PLATTENLOTUS

Arlette Quỳnh-Anh Trần

Sat, 7.6. – Thu, 31.7.25 Type: Ausstellung

Location:

station urbaner kulturen/nGbK Hellersdorf

Artist:

Arlette Quỳnh-Anh Trần

nGbK working group station urbaner kulturen:

Jochen Becker, Eva Hertzsch, Margarete Kiss, Constanze Musterer, Adam Page, Katharina Ziemke

Using the city of Vinh in central Vietnam as a case study, Arlette Quỳnh-Anh Trần’s exhibition PLATTENLOTUS explores the architectural and biographical repercussions of a divided socialist history. Through the interplay of architecture, sculpture, and video, a spatial installation at station urbaner kulturen/nGbK Hellersdorf reflects the tensions between ideal and reality, between import and appropriation, between collective memory and individual experience.

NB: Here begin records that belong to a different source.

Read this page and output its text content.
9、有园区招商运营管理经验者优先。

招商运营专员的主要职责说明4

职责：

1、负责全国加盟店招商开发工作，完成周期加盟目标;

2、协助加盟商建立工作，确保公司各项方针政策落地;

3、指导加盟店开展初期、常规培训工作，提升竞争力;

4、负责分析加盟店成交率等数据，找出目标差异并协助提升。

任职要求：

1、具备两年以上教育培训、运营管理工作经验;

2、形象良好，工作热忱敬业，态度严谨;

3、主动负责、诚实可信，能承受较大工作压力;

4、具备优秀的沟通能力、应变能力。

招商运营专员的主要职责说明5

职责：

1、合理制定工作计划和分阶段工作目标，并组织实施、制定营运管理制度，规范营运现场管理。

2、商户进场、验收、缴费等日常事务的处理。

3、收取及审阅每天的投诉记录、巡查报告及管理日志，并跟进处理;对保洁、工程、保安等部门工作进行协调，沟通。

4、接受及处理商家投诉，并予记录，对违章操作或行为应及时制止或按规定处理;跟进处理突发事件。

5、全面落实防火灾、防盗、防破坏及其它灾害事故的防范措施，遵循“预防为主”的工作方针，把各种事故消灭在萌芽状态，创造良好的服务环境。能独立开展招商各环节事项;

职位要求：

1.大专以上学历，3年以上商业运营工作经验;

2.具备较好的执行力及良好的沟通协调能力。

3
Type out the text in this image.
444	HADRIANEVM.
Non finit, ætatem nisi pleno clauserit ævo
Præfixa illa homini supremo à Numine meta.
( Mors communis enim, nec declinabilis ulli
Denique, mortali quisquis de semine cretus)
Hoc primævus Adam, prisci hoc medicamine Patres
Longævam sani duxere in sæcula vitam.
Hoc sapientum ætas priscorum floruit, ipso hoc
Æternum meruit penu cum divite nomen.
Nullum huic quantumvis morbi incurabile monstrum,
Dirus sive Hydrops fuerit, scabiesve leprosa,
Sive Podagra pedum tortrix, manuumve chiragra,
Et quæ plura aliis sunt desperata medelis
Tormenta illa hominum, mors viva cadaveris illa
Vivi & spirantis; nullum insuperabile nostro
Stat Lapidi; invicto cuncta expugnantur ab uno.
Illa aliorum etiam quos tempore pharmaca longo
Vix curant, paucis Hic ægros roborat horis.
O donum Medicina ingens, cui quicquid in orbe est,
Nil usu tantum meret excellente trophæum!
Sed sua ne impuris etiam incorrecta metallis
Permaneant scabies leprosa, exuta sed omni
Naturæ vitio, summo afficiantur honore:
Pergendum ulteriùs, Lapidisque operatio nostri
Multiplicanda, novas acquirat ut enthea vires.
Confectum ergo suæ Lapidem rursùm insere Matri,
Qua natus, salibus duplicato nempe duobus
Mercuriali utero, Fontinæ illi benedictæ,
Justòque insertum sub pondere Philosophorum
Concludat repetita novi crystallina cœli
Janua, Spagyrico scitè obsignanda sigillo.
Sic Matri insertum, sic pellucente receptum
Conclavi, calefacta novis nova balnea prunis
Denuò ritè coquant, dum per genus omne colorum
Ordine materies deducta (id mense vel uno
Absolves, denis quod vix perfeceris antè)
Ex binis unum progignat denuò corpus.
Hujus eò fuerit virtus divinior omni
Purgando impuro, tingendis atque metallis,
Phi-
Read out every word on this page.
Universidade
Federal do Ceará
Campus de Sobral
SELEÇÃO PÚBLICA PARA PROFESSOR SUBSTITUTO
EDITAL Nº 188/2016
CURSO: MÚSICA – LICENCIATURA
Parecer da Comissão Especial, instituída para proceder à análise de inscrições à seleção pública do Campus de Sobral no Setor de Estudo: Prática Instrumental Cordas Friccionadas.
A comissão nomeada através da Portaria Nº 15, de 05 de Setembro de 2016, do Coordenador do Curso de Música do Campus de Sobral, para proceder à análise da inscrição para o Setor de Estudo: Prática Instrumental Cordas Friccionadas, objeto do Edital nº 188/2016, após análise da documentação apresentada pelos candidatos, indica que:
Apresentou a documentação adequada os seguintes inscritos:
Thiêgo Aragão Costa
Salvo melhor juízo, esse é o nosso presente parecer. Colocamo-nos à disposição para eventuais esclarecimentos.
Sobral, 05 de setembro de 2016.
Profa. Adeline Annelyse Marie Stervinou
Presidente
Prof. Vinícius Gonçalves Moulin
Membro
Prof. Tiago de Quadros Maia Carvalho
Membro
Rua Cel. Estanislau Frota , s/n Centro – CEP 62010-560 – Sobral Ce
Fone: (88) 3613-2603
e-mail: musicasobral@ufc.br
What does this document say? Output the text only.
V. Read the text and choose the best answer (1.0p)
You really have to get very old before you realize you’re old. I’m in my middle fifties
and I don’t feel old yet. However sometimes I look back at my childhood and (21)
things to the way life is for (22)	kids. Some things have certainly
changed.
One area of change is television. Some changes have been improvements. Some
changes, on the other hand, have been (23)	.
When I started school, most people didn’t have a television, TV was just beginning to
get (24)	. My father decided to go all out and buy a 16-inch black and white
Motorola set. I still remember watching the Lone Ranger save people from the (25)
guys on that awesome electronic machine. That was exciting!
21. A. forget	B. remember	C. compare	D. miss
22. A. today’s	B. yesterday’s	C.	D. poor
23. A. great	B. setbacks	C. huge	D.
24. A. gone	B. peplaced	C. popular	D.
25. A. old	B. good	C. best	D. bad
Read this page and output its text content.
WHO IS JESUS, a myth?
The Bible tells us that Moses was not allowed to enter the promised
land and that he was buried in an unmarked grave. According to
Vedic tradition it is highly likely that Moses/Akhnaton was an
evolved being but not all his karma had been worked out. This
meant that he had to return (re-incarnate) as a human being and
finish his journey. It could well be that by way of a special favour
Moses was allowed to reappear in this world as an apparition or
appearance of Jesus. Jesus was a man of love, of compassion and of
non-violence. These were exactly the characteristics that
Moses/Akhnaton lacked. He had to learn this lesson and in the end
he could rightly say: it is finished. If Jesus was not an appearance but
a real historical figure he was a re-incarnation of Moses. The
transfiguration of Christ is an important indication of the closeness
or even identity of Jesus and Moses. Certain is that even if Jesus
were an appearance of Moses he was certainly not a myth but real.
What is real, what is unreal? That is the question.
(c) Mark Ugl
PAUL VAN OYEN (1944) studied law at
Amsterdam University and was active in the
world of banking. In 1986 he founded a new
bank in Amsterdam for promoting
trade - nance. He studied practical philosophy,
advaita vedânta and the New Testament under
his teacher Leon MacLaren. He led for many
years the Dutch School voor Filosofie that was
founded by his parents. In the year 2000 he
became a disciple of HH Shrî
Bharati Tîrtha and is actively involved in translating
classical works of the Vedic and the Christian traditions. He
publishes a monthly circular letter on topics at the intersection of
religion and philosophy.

In her exhibition PLATTENLOTUS, Arlette Quỳnh-Anh Trần explores the architectural and biographical repercussions of a divided socialist history. The focus is on the city of Vinh in central Vietnam. Rebuilt after the devastation of the Vietnam War with the help of the GDR’s socialist solidarity programs, which had been in place since the 1960s, the city became a testing ground for socialist urban planning: standardized and efficient. The plans from the North encountered the material, cultural, and climatic conditions of the South—and were adapted. The GDR’s prefabricated concrete apartment blocks were originally designed for concrete and were constructed in Vietnam using local materials such as brick. This adaptation—or rather, appropriation—was more than pragmatic improvisation: it exemplifies a transformation movement on a technical, cultural, and political level. In Trần’s work, this architectural transformation is not limited to the past. Rather, it opens up a space in which material history, speculative futures, and personal memory intertwine.

Arlette Quỳnh-Anh Trần’s spatial installation PLATTENLOTUS (Plate Lotus) is a personal reflection on the concept of transplantation—a process of relocation, dissolution, and regeneration. The exhibition explores what happens when something is transferred, translated, or transplanted—understanding transplantation not as a loss of authenticity, but as a mode of producing reality.

A brick wall runs through the exhibition space, originally a retail space within a concrete block apartment building. Inspired by the Vietnamese adaptation of East German construction methods, this placement symbolically returns the previous adaptation to Berlin-Hellersdorf. It refers less to an original model and more to a form that has been transformed through changes in location, material, and conditions: an architectural trace that becomes legible not in its origin, but in its circulation.

The orange—originally imported from Spain and now a symbol of Vinh’s identity—also appears in the exhibition as an invasive sculpture. It nests within the walls, growing out of the brick. Neither definitively Vietnamese nor European, it embodies a history of migration and appropriation—and draws a personal parallel to the artist’s family history. The question is no longer where something „really“ comes from, but what it becomes when it moves.

Through the interplay of architecture, sculpture, and video, PLATTENLOTUS reflects the tensions between ideal and reality, between import and appropriation, between collective memory and individual experience. Trần shows how urban and cultural landscapes are not only shaped but also reinterpreted and transformed—a process that has influenced both Vietnamese history and the biographies of many migrants.

In PLATTENLOTUS, Trần, in collaboration with the Vietnamese architecture firm vn-a, connects real historical processes with speculative future scenarios. The installation combines socialist ideals, spirituality and sci-fi aesthetics, questioning the technocratic logic of the German-Vietnamese solidarity agreement – ​​a poetic-critical vision of the possibilities and contradictions of a future Vietnam as well as a new Hellersdorf.